Going into today, despite having taken several well-timed pelagics and whale watches out of the northeast, I had not yet seen Sabine's Gull or South Polar Skua. A west coast pelagic would take care of those, but heading into Saturday they were two glaring misses on my life list. I had done a few pelagics, whale watches, and sea watches over the past couple years at times and locations to specifically target them.

On Saturday I got those two birds no more than 15 minutes apart. Marshall Iliff spotted a distant skua that eventually made a fairly close pass. We all had the impression of the uniform cold tones of a SOUTH POLAR SKUA, lacking golden spangling above or warm tones overall. The pending photos should confirm our field identification. Skua identification is often very difficult unless treated with a more extreme or obvious individual, so care should and will be taken before this one goes down in BOLD on my list. But I would expect the photos to back up our field views. Later, a second skua sighting was likely the same bird.

A bit later, I relocated a very distant adult SABINE'S GULL that Blair Nikula had briefly seen earlier. Luckily that bird (or another?) made a much closer pass later in the morning, for all to see.

Other than those two big highlights, we had constant action that included 4 species of shearwater (though I missed the single Sooty), several Parasitic Jaegers, several hundred Red-necked Phalaropes including many great looks, and the 5 expected species of tern. It ended up being a great morning.

It should be noted that this storm did not produce any southern birds for us. This was sorta expected given the position and strength of the storm. Generally, you want to be on the "right" (in this case, east) side of the storm if you don't have a direct hit. We were on the left side, and tropical storm force winds only very briefly brushed the Cape. So Saturday morning's displaced seabirds were birds that would normally be at our latitude at this time of year, but were pushed into Cape Cod Bay by the storm.

Sure enough, the storm dropped a Bridled Tern and Magnificent Frigatebird, plus other southern terns, in Nova Scotia despite its relative weakness by the time it reached that far north. Goes to show you how important the track is.

But nobody at First Encounter was complaining. Getting an identifiable skua from shore is rare enough, and having a steady supply of other seabirds made for an entertaining morning.

On our way back we stopped at the Cumberland Farm Fields in Halifax/Middleboro, MA, where we enjoyed the continuing inland shorebird show. We tallied 15 species of shorebird here including 6 American Golden-Plover, Baird's Sandpiper, 5 Buff-breasted Sandpiper, and a Wilson's Phalarope...plus a few Laughing Gulls.

- Nick

Friday, September 3, 2010

Hurricane Earl approaches

It's a much weakened system as I type this...a minimal CAT 1 with max sustained winds of 80mph. Not quite the healthy CAT 2 that had been forecast!
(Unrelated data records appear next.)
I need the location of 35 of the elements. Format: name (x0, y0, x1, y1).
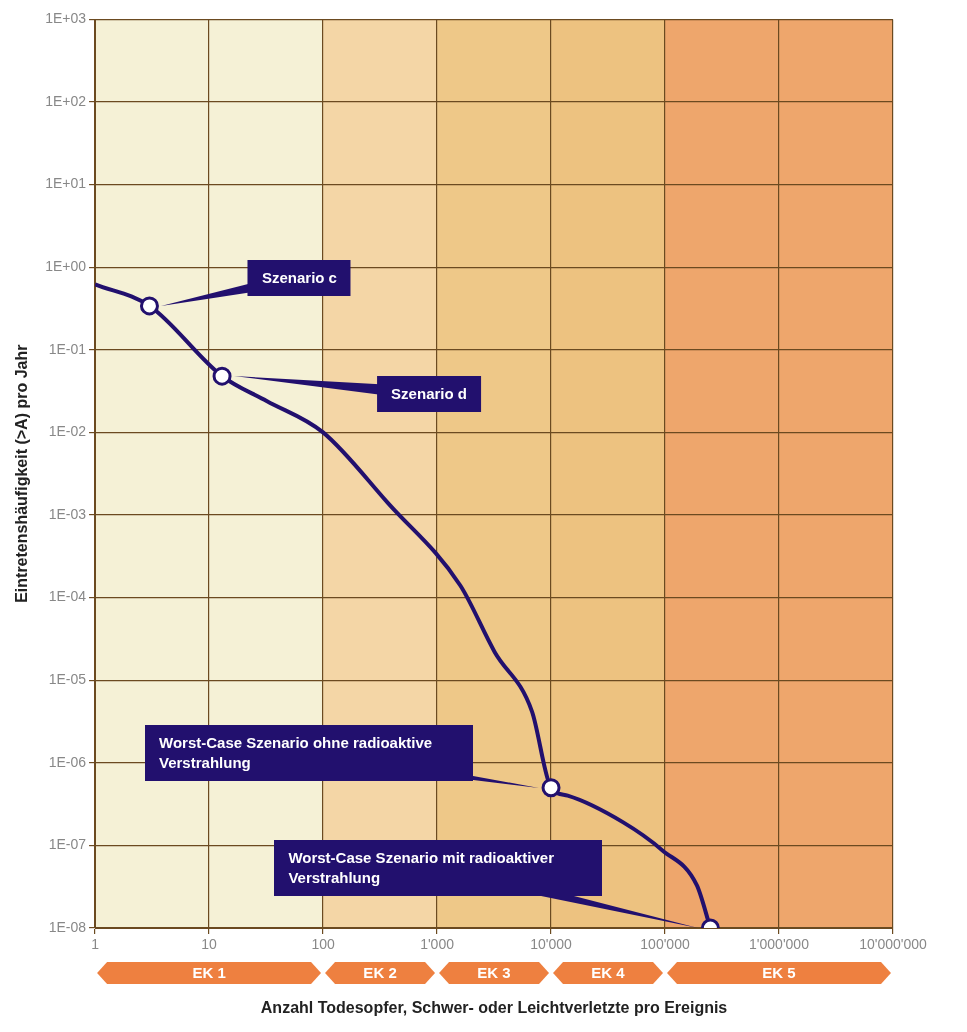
y-tick-label: 1E+01 (45, 175, 87, 192)
x-tick-label: 10 (201, 936, 218, 953)
x-tick-label: 1 (91, 936, 100, 953)
annotation: Worst-Case Szenario ohne radioaktive Verstrahlung (159, 732, 434, 773)
y-tick-label: 1E-05 (48, 671, 87, 688)
callout-box: Worst-Case Szenario mit radioaktiver Verstrahlung (274, 840, 603, 896)
band-label: EK 5 (762, 964, 796, 982)
y-tick-label: 1E-03 (48, 505, 87, 522)
band-label: EK 3 (477, 964, 511, 982)
x-tick-label: 10'000'000 (859, 936, 928, 953)
band-label: EK 2 (363, 964, 397, 982)
callout-box: Szenario c (247, 259, 351, 296)
x-tick-label: 10'000 (530, 936, 573, 953)
x-tick-label: 1'000 (420, 936, 455, 953)
annotation: Szenario c (261, 267, 337, 288)
x-tick-label: 100 (311, 936, 335, 953)
band-label: EK 4 (591, 964, 626, 982)
x-tick-label: 100'000 (640, 936, 690, 953)
band-label: EK 1 (192, 964, 226, 982)
y-tick-label: 1E-02 (48, 423, 87, 440)
y-tick-label: 1E-07 (48, 836, 87, 853)
y-tick-label: 1E+00 (45, 258, 87, 275)
callout-box: Szenario d (377, 376, 481, 413)
y-tick-label: 1E-04 (48, 588, 87, 605)
callout-box: Worst-Case Szenario ohne radioaktive Verstrahlung (145, 724, 473, 781)
annotation: Szenario d (391, 384, 467, 405)
y-tick-label: 1E-06 (48, 753, 87, 770)
y-tick-label: 1E+02 (45, 92, 87, 109)
y-tick-label: 1E-01 (48, 340, 87, 357)
x-tick-label: 1'000'000 (749, 936, 810, 953)
y-axis-title: Eintretenshäufigkeit (>A) pro Jahr (13, 344, 31, 603)
x-axis-title: Anzahl Todesopfer, Schwer- oder Leichtverletzte pro Ereignis (260, 998, 728, 1016)
y-tick-label: 1E-08 (48, 918, 87, 935)
annotation: Worst-Case Szenario mit radioaktiver Verstrahlung (288, 848, 556, 888)
y-tick-label: 1E+03 (45, 10, 87, 27)
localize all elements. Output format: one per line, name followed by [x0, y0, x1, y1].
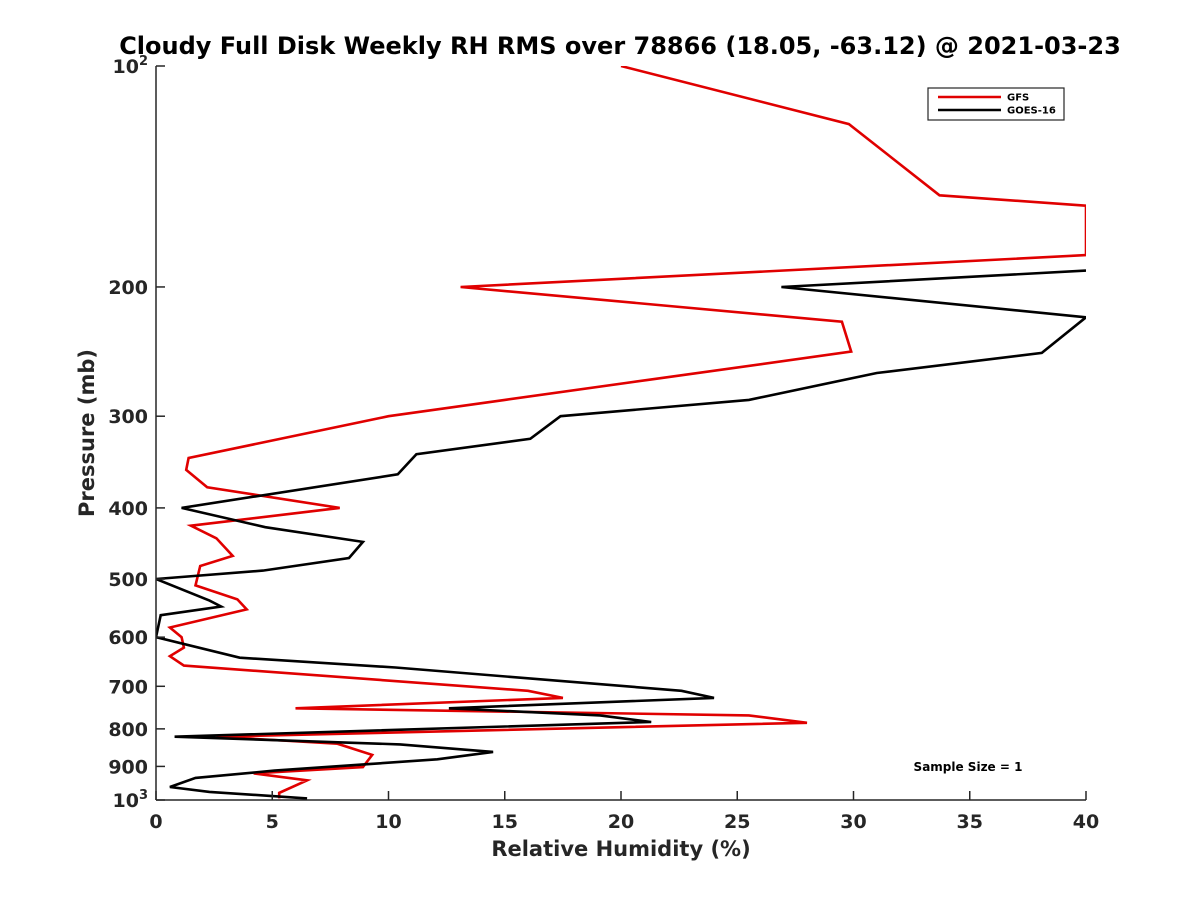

On top of that, the track has shifted ever so slightly east...far enough east to greatly minimize the storm's effects on Connecticut.

The southeast Cape and Islands of Massachusetts still stand a chance to get whacked with some nasty weather. It should be enough to produce a decent seabird show at dawn on Saturday. As of right now, that's where I'll be headed very early Saturday morning. I'd be out there right now if not for work getting in the way.

Despite this storm being weaker and further away than initially expected, remember that it was one heck of a nasty storm just 24 hours ago and has been moving as a cyclone through the South Atlantic, the Caribbean, and right up the Gulf Stream. It has come into contact with many birds along the way, so really anything from that part of the world could be displaced off the New England coast. Even if the odds seem slim, I would get out and look anyway.

Will report back, positively or negatively, following the storm, wherever I end up.